OODA is the best approach to use for the operational aspects of Business Agility Management
Observation (current enterprise architecture)
- Assess current business events
- Expect and watch out for the unexpected events and scenarios
- Determine how the current enterprise architecture model will support the new ad emerging events
Orientation (Analysis and insights)
- Analyse Business Events and current outcomes
- Identify what EA initiatives will be needed to fill the gaps
- Identify change and transformation opportunities decisively
- Focus on a clear future vision of customer value
Decision (Target Enterprise Architecture and alternatives)
- Identify alternative target enterprise architectures and different business scenarios
- Identify the target enterprise architecture
- Identify EA initiatives
- Evaluate investments in change that are needed (play or pass)
- Make decisions quickly
- Define the EA roadmap in terms of EA Initiatives and Investments on Change
Action (Execution of Target Enterprise Architecture)
- Take immediate action on investments in change
- Ensure resources and funding are already pre-allocated to immediate actions
- Start an immediate action task force to accomplish the changes without delay
- (for IT only teams this can be an Agile IT development team that is on hot standby, but don’t forget Immediate business changes needed)
- Respond flexibly to emerging circumstances
- designed to provide swift and positive reactions
- Quickly pivot on changes
- Execute the roadmap
- Implement the changes
Factors of successful Business Agility Management
How do we determine success for the Business Agility Management capability?
- Define measurable stakeholder aims and create a business case for their achievement (which should be continuously updated)
- Monitor assumptions, risks, dependencies, costs, return on investment, dis-benefits and cultural issues
- Effective communication that informs various stakeholders of the reasons for the change (why?), the benefits of successful implementation (what is in it for us, and you) as well as the details of the change (when? where? who is involved? how much will it cost? etc.)

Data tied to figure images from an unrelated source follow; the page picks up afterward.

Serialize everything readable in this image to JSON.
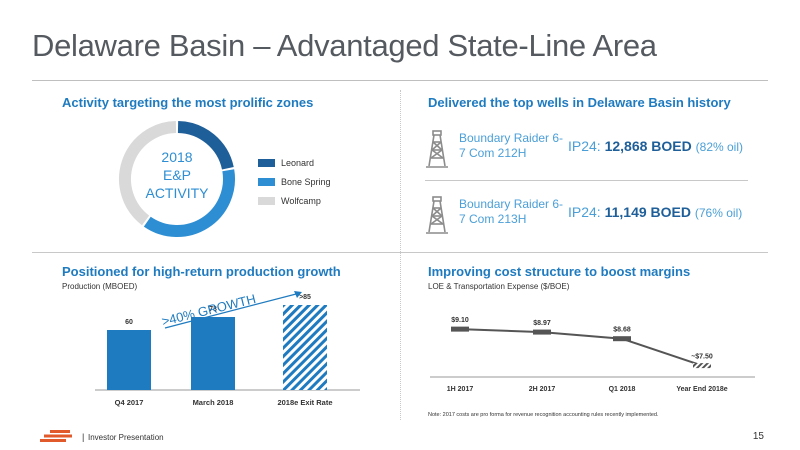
{
  "title": "Delaware Basin – Advantaged State-Line Area",
  "activity": {
    "heading": "Activity targeting the most prolific zones",
    "donut_center": [
      "2018",
      "E&P",
      "ACTIVITY"
    ],
    "legend": [
      {
        "label": "Leonard",
        "color": "#1f5f99"
      },
      {
        "label": "Bone Spring",
        "color": "#2d8ed3"
      },
      {
        "label": "Wolfcamp",
        "color": "#d9d9d9"
      }
    ],
    "shares": [
      0.22,
      0.38,
      0.4
    ]
  },
  "wells": {
    "heading": "Delivered the top wells in Delaware Basin history",
    "items": [
      {
        "name": "Boundary Raider 6-7 Com 212H",
        "ip_label": "IP24:",
        "boed": "12,868 BOED",
        "oil": "(82% oil)",
        "icon": "oil-derrick-icon"
      },
      {
        "name": "Boundary Raider 6-7 Com 213H",
        "ip_label": "IP24:",
        "boed": "11,149 BOED",
        "oil": "(76% oil)",
        "icon": "oil-derrick-icon"
      }
    ]
  },
  "production": {
    "heading": "Positioned for high-return production growth",
    "subtitle": "Production (MBOED)",
    "growth_label": ">40% GROWTH"
  },
  "costs": {
    "heading": "Improving cost structure to boost margins",
    "subtitle": "LOE & Transportation Expense ($/BOE)",
    "note": "Note: 2017 costs are pro forma for revenue recognition accounting rules recently implemented."
  },
  "chart_data": [
    {
      "type": "bar",
      "title": "Production (MBOED)",
      "categories": [
        "Q4 2017",
        "March 2018",
        "2018e Exit Rate"
      ],
      "values": [
        60,
        73,
        85
      ],
      "value_labels": [
        "60",
        "73",
        ">85"
      ],
      "ylim": [
        0,
        90
      ],
      "colors": [
        "#1f7bc0",
        "#1f7bc0",
        "#1f7bc0"
      ]
    },
    {
      "type": "line",
      "title": "LOE & Transportation Expense ($/BOE)",
      "categories": [
        "1H 2017",
        "2H 2017",
        "Q1 2018",
        "Year End 2018e"
      ],
      "values": [
        9.1,
        8.97,
        8.68,
        7.5
      ],
      "value_labels": [
        "$9.10",
        "$8.97",
        "$8.68",
        "~$7.50"
      ],
      "ylim": [
        7.0,
        9.5
      ]
    }
  ],
  "footer": {
    "separator": "|",
    "text": "Investor Presentation",
    "page": "15"
  }
}
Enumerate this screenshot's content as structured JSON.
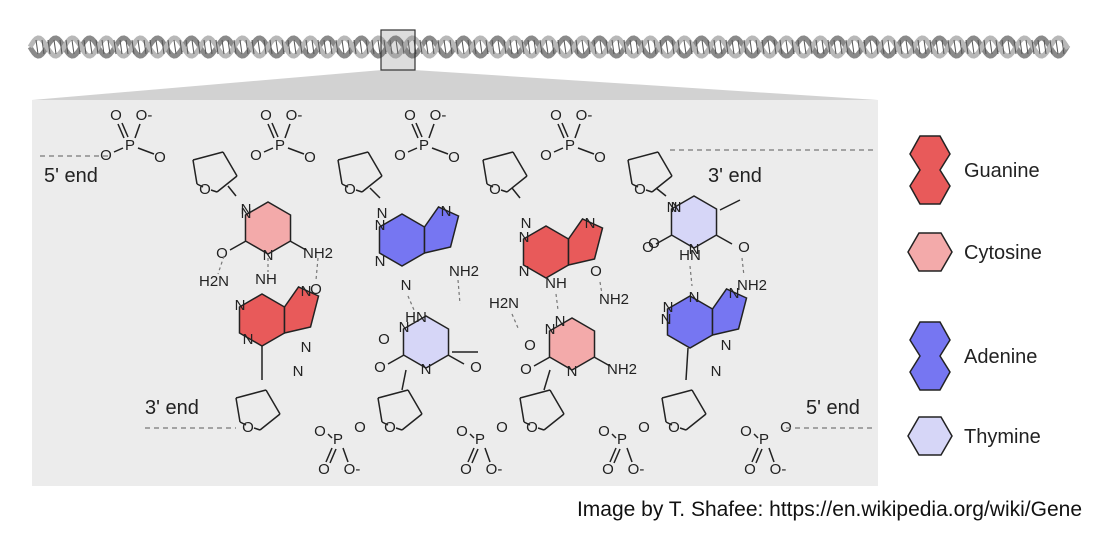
{
  "colors": {
    "guanine": "#e85a5a",
    "cytosine": "#f3aaaa",
    "adenine": "#7676f2",
    "thymine": "#d6d6f7",
    "panel": "#ececec",
    "funnel": "#d2d2d2"
  },
  "strand_labels": {
    "top_left": "5' end",
    "top_right": "3' end",
    "bottom_left": "3' end",
    "bottom_right": "5' end"
  },
  "atoms": {
    "o": "O",
    "p": "P",
    "n": "N",
    "nh": "NH",
    "hn": "HN",
    "nh2": "NH2",
    "h2n": "H2N",
    "o_minus": "O-"
  },
  "legend": [
    {
      "label": "Guanine",
      "type": "purine",
      "color_key": "guanine"
    },
    {
      "label": "Cytosine",
      "type": "pyrimidine",
      "color_key": "cytosine"
    },
    {
      "label": "Adenine",
      "type": "purine",
      "color_key": "adenine"
    },
    {
      "label": "Thymine",
      "type": "pyrimidine",
      "color_key": "thymine"
    }
  ],
  "credit": "Image by T. Shafee: https://en.wikipedia.org/wiki/Gene"
}
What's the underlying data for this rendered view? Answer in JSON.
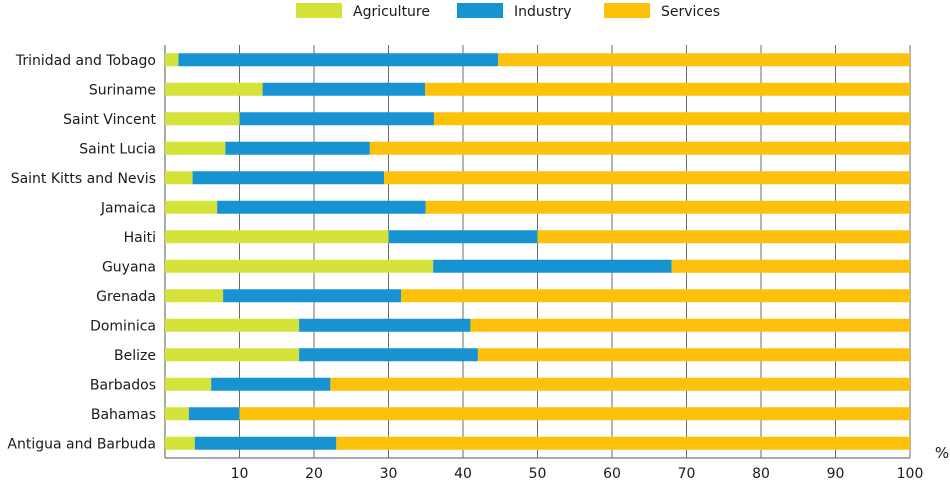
{
  "chart_data": {
    "type": "bar",
    "orientation": "horizontal",
    "stacked": true,
    "title": "",
    "xlabel": "",
    "ylabel": "",
    "unit_label": "%",
    "xlim": [
      0,
      100
    ],
    "xticks": [
      10,
      20,
      30,
      40,
      50,
      60,
      70,
      80,
      90,
      100
    ],
    "grid": "vertical",
    "legend_position": "top-center",
    "categories": [
      "Trinidad and Tobago",
      "Suriname",
      "Saint Vincent",
      "Saint Lucia",
      "Saint Kitts and Nevis",
      "Jamaica",
      "Haiti",
      "Guyana",
      "Grenada",
      "Dominica",
      "Belize",
      "Barbados",
      "Bahamas",
      "Antigua and Barbuda"
    ],
    "series": [
      {
        "name": "Agriculture",
        "color": "#d4e23a",
        "values": [
          1.8,
          13.1,
          10.0,
          8.1,
          3.7,
          7.0,
          30.0,
          36.0,
          7.8,
          18.0,
          18.0,
          6.2,
          3.2,
          4.0
        ]
      },
      {
        "name": "Industry",
        "color": "#1793d1",
        "values": [
          42.9,
          21.8,
          26.1,
          19.4,
          25.7,
          28.0,
          20.0,
          32.0,
          23.9,
          23.0,
          24.0,
          16.0,
          6.8,
          19.0
        ]
      },
      {
        "name": "Services",
        "color": "#fdc10c",
        "values": [
          55.3,
          65.1,
          63.9,
          72.5,
          70.6,
          65.0,
          50.0,
          32.0,
          68.3,
          59.0,
          58.0,
          77.8,
          90.0,
          77.0
        ]
      }
    ]
  }
}
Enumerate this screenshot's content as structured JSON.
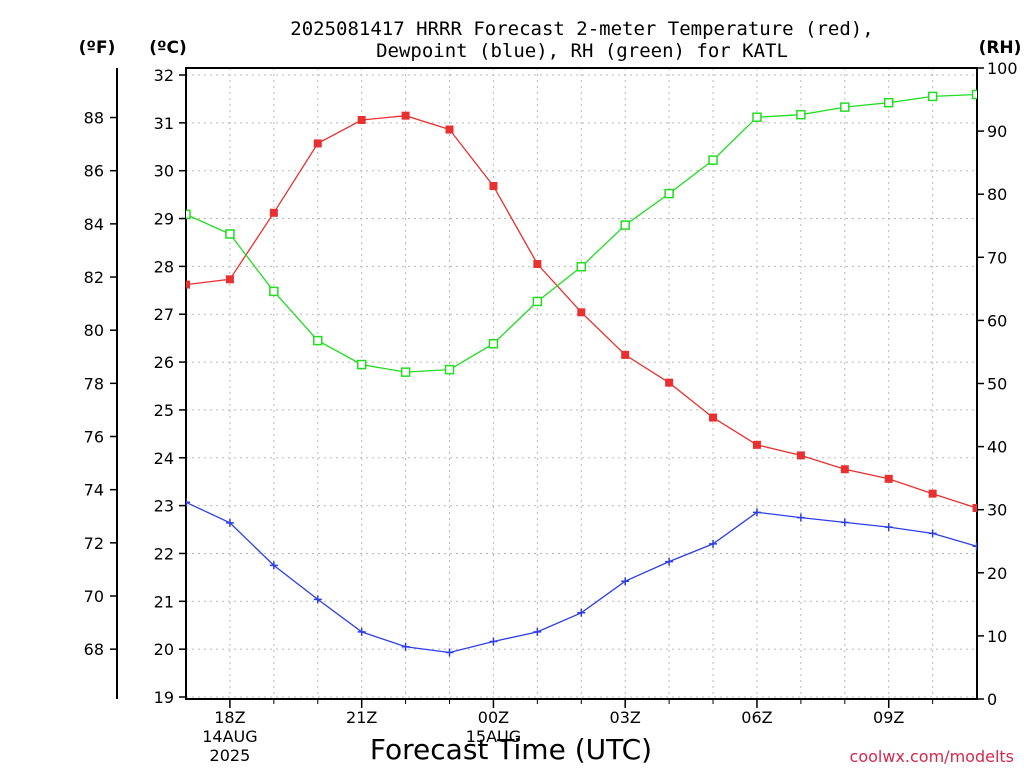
{
  "chart_data": {
    "type": "line",
    "title_line1": "2025081417 HRRR Forecast 2-meter Temperature (red),",
    "title_line2": "Dewpoint (blue), RH (green) for KATL",
    "xlabel": "Forecast Time (UTC)",
    "watermark": "coolwx.com/modelts",
    "unit_f": "(ºF)",
    "unit_c": "(ºC)",
    "unit_rh": "(RH)",
    "x_ticks": [
      {
        "hour": 1,
        "label": "18Z",
        "sub1": "14AUG",
        "sub2": "2025"
      },
      {
        "hour": 4,
        "label": "21Z",
        "sub1": "",
        "sub2": ""
      },
      {
        "hour": 7,
        "label": "00Z",
        "sub1": "15AUG",
        "sub2": ""
      },
      {
        "hour": 10,
        "label": "03Z",
        "sub1": "",
        "sub2": ""
      },
      {
        "hour": 13,
        "label": "06Z",
        "sub1": "",
        "sub2": ""
      },
      {
        "hour": 16,
        "label": "09Z",
        "sub1": "",
        "sub2": ""
      }
    ],
    "xlim": [
      0,
      18
    ],
    "ylim_c": [
      19,
      32
    ],
    "ylim_rh": [
      0,
      100
    ],
    "ticks_c": [
      "19",
      "20",
      "21",
      "22",
      "23",
      "24",
      "25",
      "26",
      "27",
      "28",
      "29",
      "30",
      "31",
      "32"
    ],
    "ticks_f": [
      "68",
      "70",
      "72",
      "74",
      "76",
      "78",
      "80",
      "82",
      "84",
      "86",
      "88"
    ],
    "ticks_rh": [
      "0",
      "10",
      "20",
      "30",
      "40",
      "50",
      "60",
      "70",
      "80",
      "90",
      "100"
    ],
    "grid": true,
    "series": [
      {
        "key": "temperature",
        "color": "#e83030",
        "marker": "filled-square",
        "values": [
          27.62,
          27.73,
          29.12,
          30.57,
          31.06,
          31.15,
          30.86,
          29.68,
          28.05,
          27.04,
          26.15,
          25.57,
          24.84,
          24.27,
          24.05,
          23.76,
          23.56,
          23.25,
          22.95
        ]
      },
      {
        "key": "dewpoint",
        "color": "#2c3ee8",
        "marker": "plus",
        "values": [
          23.07,
          22.64,
          21.75,
          21.04,
          20.36,
          20.05,
          19.93,
          20.16,
          20.36,
          20.76,
          21.42,
          21.83,
          22.2,
          22.86,
          22.75,
          22.65,
          22.55,
          22.42,
          22.15
        ]
      },
      {
        "key": "rh",
        "color": "#22dd22",
        "marker": "open-square",
        "values": [
          76.8,
          73.7,
          64.6,
          56.8,
          53.0,
          51.8,
          52.2,
          56.3,
          63.0,
          68.5,
          75.1,
          80.1,
          85.4,
          92.2,
          92.6,
          93.8,
          94.5,
          95.5,
          95.8
        ]
      }
    ]
  }
}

- Devise an effective education, training and/or skills upgrading scheme for the organization
- Counter resistance from the employees of companies and align them to overall strategic direction of the organization
- Provide personal counselling (if required) to alleviate any change-related fears
- Monitoring of the implementation and fine-tuning as required
What will the Challenges be?
Business Agility Management will have plenty of challenges
- Business Agility requires continuous adaptation
- Constantly changing context and variable Risks
- Understanding that people and business processes are resistant to change
- Avoiding fear, uncertainty, doubt, uncomfortable
- Designing a Business Model for Business Agility
- Creating the foundation for a viable business model which maximises opportunities for Business Agility in the enterprise architecture
- Determining the Readiness for Business Agility
- Encouraging the likelihood and support for business agility in existing business and IT systems
- Overcoming organisational inertia
- Planning and realising a new Business Agility Capability
- Requires a balance between decision making between speed and efficiency
- Requires high speed of decision making
- Requires enterprise architecture to ensure the alignment, integration and collaboration between strategic, social, business and technical components
- EA-enabled business investments
- Culture of Business Agility
- Create a culture that promotes fast decision making
- Make decisions and taking immediate actions using a rapid decision model
- Continual scanning of the market and customer environment
- CxOs understanding Business Agility
Some quotes to use
‘Sometimes I feel the need … the need for speed’ – Top Gun
Ready, Fire, Aim!
More dreams die because we fail to seize the moment.
Immediate action means seizing the moment!